No one can blame the provincial NDP government for the downturn in the price of beef that is the initial cause of Western Feedlots closing after close to 60 years in business.

No one can blame the provincial NDP government for the downturn in the price of beef that is the initial cause of Western Feedlots closing after close to 60 years in business.

However, the government has made the economics of finishing cattle much worse with Bill 6 and the carbon tax.

Feedlots are price takers and the packers are paying them an average of $1,000 less per head of cattle -- $2,000 now compared with $3,000.

The profit margin was just $20 to $30 per head.

The WCB agri-business coverage required by Bill 6 has taken $2 from that profit.

And the carbon tax to be paid by feedlots will subtract another $6 to $7 per head.

A total of $8 to $9 subtracted from $20 to $30 equates to the end of an era.

If you take those numbers to the bank where you have made your loans for years, the manager will be more inclined to say, “forget about it.”

Look across the borders of the province to Saskatchewan, B.C. and Montana, and Alberta's 150 feedlots are much less competitive.

“The shareholders looked at the business climate in Alberta and the cattle industry and said, ‘We don't foresee it getting better soon,'” said Western's CEO Dave Plett in an interview.

Added to uncompetitiveness is new uncertainty for the agri-business.

The question facing agricultural owners and investors is, “what's next?”

What concerns the agricultural sector most is that the new government does not express any visible care or concern about the impact of its policies on farming.

The closure of feedlots will have a ripple effect.
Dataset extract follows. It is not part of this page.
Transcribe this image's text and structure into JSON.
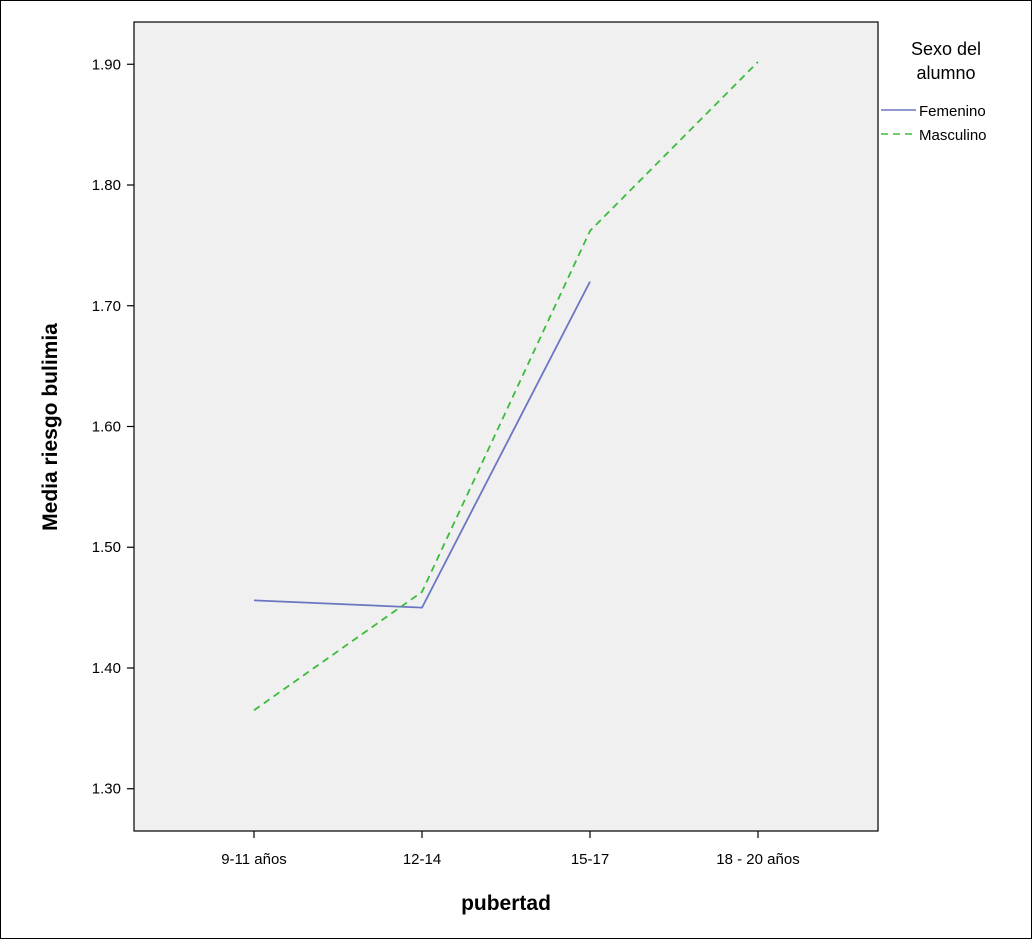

Barley growers sell 80 per of their crop to feedlots. Meat packers depend on healthy feedlots for their supply of beef

It is not just the 85 jobs that will be lost when Western Feedlots closes its three operations; employment across the entire sector is at risk.

The devastating impacts on agriculture are consequences that the government did not intend.

But it has to cowboy up, acknowledge the damage and work with the farm community to make things right.

- Frank Dabbs is a veteran journalist, and book author and editor.